Tortrix Moth Caterpillars
The Tortrix Moth begins life as a caterpillar after hatching from an egg, which can happen usually between 2-3 weeks. The caterpillar that emerges from the egg is very small, narrow and green in appearance. Although there are several hundred species of Tortrix Moth Caterpillars out there – they can all cause havoc amongst your garden plants – particularly in a green house where they can survive year round and the damage can become considerable over time if left untreated.
Signs & Symptoms
The first sign of Tortirx moth caterpillars is a binding they create on leaves.

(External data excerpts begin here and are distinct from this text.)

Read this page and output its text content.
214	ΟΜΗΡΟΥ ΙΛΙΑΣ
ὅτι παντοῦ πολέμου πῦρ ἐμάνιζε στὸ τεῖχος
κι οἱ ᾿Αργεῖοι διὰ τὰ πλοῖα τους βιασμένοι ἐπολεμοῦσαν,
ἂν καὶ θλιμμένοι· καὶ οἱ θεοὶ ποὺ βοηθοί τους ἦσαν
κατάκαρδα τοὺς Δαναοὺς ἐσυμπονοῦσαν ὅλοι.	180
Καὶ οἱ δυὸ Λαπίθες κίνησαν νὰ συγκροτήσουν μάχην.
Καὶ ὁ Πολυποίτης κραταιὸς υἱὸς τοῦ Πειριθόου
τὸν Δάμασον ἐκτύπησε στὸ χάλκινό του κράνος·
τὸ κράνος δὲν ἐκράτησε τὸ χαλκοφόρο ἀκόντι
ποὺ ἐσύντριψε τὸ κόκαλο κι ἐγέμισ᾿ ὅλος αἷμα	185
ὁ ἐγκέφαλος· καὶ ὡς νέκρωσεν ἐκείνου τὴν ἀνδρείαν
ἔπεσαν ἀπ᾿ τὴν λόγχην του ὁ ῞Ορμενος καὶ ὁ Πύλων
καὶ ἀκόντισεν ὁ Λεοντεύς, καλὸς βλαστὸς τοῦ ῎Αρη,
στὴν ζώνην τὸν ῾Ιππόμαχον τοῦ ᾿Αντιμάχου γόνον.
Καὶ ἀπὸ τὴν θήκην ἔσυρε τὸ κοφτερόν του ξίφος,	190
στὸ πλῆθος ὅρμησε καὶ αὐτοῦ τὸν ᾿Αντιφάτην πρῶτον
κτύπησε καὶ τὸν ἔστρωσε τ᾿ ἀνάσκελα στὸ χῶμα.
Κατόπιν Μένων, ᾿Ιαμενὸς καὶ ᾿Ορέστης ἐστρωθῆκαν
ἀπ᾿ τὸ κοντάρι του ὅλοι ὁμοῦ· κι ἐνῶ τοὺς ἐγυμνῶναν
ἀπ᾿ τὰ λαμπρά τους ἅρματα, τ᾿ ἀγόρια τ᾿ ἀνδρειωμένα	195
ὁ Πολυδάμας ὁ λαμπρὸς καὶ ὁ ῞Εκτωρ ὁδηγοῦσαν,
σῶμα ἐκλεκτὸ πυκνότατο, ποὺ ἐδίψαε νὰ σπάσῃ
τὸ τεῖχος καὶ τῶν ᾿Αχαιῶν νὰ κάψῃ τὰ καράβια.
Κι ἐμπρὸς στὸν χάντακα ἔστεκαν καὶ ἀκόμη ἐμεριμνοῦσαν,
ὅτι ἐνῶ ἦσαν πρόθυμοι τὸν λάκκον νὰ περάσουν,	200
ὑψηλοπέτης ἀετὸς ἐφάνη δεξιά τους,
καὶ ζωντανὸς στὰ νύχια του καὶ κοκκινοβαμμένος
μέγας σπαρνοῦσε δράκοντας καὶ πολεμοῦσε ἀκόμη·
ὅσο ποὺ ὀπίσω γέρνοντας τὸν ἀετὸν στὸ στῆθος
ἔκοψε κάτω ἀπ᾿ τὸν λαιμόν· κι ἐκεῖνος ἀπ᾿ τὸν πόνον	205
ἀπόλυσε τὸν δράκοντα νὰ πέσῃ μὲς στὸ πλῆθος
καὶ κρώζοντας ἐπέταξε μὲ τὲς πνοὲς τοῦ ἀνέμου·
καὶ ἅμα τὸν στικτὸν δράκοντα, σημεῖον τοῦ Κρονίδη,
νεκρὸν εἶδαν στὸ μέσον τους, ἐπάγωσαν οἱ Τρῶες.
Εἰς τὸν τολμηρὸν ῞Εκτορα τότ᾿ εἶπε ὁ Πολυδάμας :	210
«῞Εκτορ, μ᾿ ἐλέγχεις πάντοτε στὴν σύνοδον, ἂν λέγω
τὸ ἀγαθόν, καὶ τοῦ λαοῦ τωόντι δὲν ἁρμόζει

The silky threads look almost like a spider-web create a small shelter for the caterpillars to live and over time they will pupate into their moth form. This process will damage the leaf often results in dry & brown areas. This can effect both edible fruits, vegetables and no edible plants.
Prevention & Treatment
There is not much that can be done in terms of prevent a Tortrix moth from laying its eggs unfortunately, what you can do however is to regularly check the leaves of your plants for signs of eggs, damage, discolouration to detect them as early as possible. The sooner they are detected, the easier the task of treating them will be.
Pesticides can be very effective on Tortrix moth caterpillars – if you choose to use a pesticide to treat tortrix moth caterpillars please consider the following;
- When using pesticides, the sooner the better as pesticide is especially effective on smaller & younger caterpillars & larva. You can also just remove any leaves that show signs of Tortrix moth activity and dispose of the effected leaves.
- Please take care when using pesticides on flowers that are in bloom – especially flowers that have pollen as it can be extremely harmful to bees.
- Always follow the instructions on the label when using pesticides.
For an organic alternative to treatment – squeeze the bound leaves together to crush any caterpillars resting inside. Some damage can be manageable for your plants without causing devastating effects to its health.